Ele conta como a ideia do sebo começou: ‘’iniciei com 16 livros apenas, era mais um desapego por falta de espaço, e hoje isso ainda não mudou. A pandemia foi essencial para a grande procura e fez com que as pessoas se distraíssem longe da mídia social e atualmente o sebo é escape para sociedade moderna, leva conhecimento e melhora a leitura e o diálogo. Aliás, a melhor parte é que se constrói uma imaginação saudável, na qual não pode ser interrompida por tecnologias.’’
Jonatan ainda vê uma melhora no consumo de livros usados: ‘’vejo jovens de escolas públicas e privadas vindo ao Sebo. Isso é motivador. Além deste fato, os pais também vêm muito ao Sebo à procura de algo que motive a leitura dos filhos. Estamos com projetos muitos legais para o sebo. A recepção de asilos da Cidade, onde iremos fazer um dia especial para eles. Alguns projetos com escolas. Um outro muito bom é o café filosófico, no qual escritores e figuras da cidade/região, poderão apresentar seus trabalhos ou sua profissão, sejam médicos ou pensadores.’’
A ideia de comprar um bom livro por um precinho motiva a ida aos sebos, que também vendem CDs, disco de vinil, fitas cassetes, enfim, objetos que além de cultura trazem recordações e lembranças de bons tempos onde a internet não reinava. Coleções, romances, livros escolares e muita relíquia, o acesso à leitura boa e barata atrai leitores famintos por livros e nesse quesito os sebos saem na frente.
Jonatan finaliza: ‘’os livros são essenciais para o hoje e o amanhã, nosso refúgio psíquico, nosso alimento da alma. Uma vida sem leitura, é uma vida vazia.’’
Raul Sousa, 29 anos, economista, morador de Fortaleza, Ceará @clubedemisterios, conta que frequenta sebos desde 2017, e ainda enfatiza: ‘’É mais fácil de achar autores que não são mais publicados. Preços mais baixos podem ajudar a estimular a compra de livros. A acessibilidade que sebos possuem, ajudam a fazer com que mais pessoas conheçam gêneros diversos. Sebo é um ambiente de garimpo.
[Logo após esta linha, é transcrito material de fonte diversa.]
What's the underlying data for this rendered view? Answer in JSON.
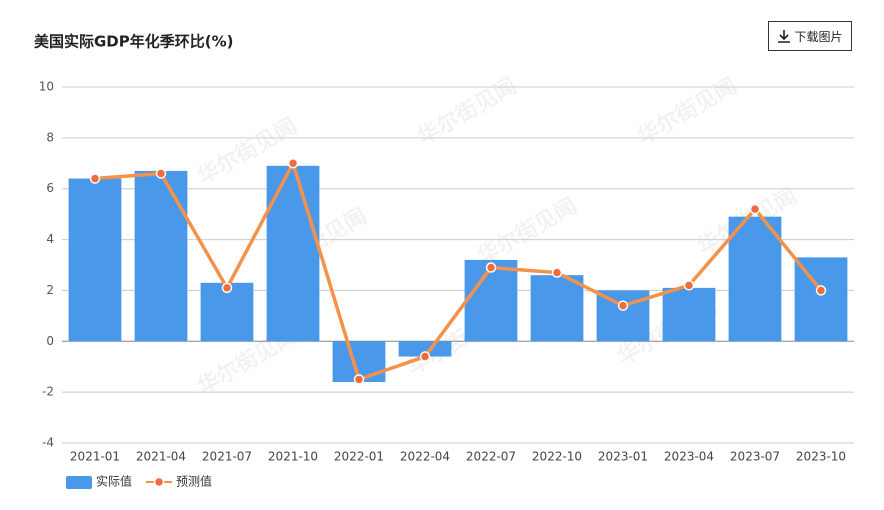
{
  "chart_data": {
    "type": "bar",
    "title": "美国实际GDP年化季环比(%)",
    "download_button": "下载图片",
    "watermark": "华尔街见闻",
    "categories": [
      "2021-01",
      "2021-04",
      "2021-07",
      "2021-10",
      "2022-01",
      "2022-04",
      "2022-07",
      "2022-10",
      "2023-01",
      "2023-04",
      "2023-07",
      "2023-10"
    ],
    "series": [
      {
        "name": "实际值",
        "type": "bar",
        "color": "#4a98e9",
        "values": [
          6.4,
          6.7,
          2.3,
          6.9,
          -1.6,
          -0.6,
          3.2,
          2.6,
          2.0,
          2.1,
          4.9,
          3.3
        ]
      },
      {
        "name": "预测值",
        "type": "line",
        "color": "#f5924a",
        "values": [
          6.4,
          6.6,
          2.1,
          7.0,
          -1.5,
          -0.6,
          2.9,
          2.7,
          1.4,
          2.2,
          5.2,
          2.0
        ]
      }
    ],
    "ylim": [
      -4,
      10
    ],
    "yticks": [
      -4,
      -2,
      0,
      2,
      4,
      6,
      8,
      10
    ],
    "grid": true
  }
}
É importante ir lá com uma pequena lista de livros e com um tempo livre para realizar o trabalho de procura com paciência.’’
Já a leitora Suele 31 anos Auxiliar de Manufatura de Araçatuba SP, frequenta sebos há um ano e meio, diz que a pandemia a ajudou a ter mais tempo para os livros e também declara a importância de um livro usado: ‘’Além de podermos passar pra frente livros que não curtimos muito, temos a chance de sempre ter um livro novo ou diferente na nossa estante. Para mim se não fosse os sebos talvez eu não teria livros, porque os novos são bem mais caros, e no sebo com o valor que pagaria num livro novo consigo comprar 2,3 ou até mesmo mais livros, e isso no momento é muito importante’’. Ela ainda brinca: ‘’ Olha eu tenho uma frase que sempre digo: “Sebo é vida’’, desde que descobri a pouco tempo tenho me tornado adepta a eles e me apaixono cada vez mais pela leitura e quero comprar mais e mais livros, vocês sabem, a lista de livros nunca tem fim. Bom para quem não conhece recomendo que faça uma visita a um sebo, vocês verão a infinidade de opções.’’
Independentemente de como, ter acesso fácil à livros deveria ser um direito de todos e mais iniciativas como a de Bruno seriam uma ponte importante para esse acesso. Principalmente em comunidades carentes.
Muitas bibliotecas públicas e em escolas formam opinião e levam os estudantes a lugares onde os pés não alcançam, isso é fundamental até para a escolha de uma futura profissão. E essa talvez seja a única opção de muitos deles que, em sua maioria, não tem condições de adquirir um bom livro, e por outro lado o sebo tem papel decisivo nesse quesito. Além de você poder vender ou trocar seu livro, você relaxa, procura e vê o quanto a literatura é rica e quantos livros legais ainda esperam por um dono. E as reuniões com os estudantes na Jornateca ainda acontece todo sábado. A cada livro diferente, uma nova viagem.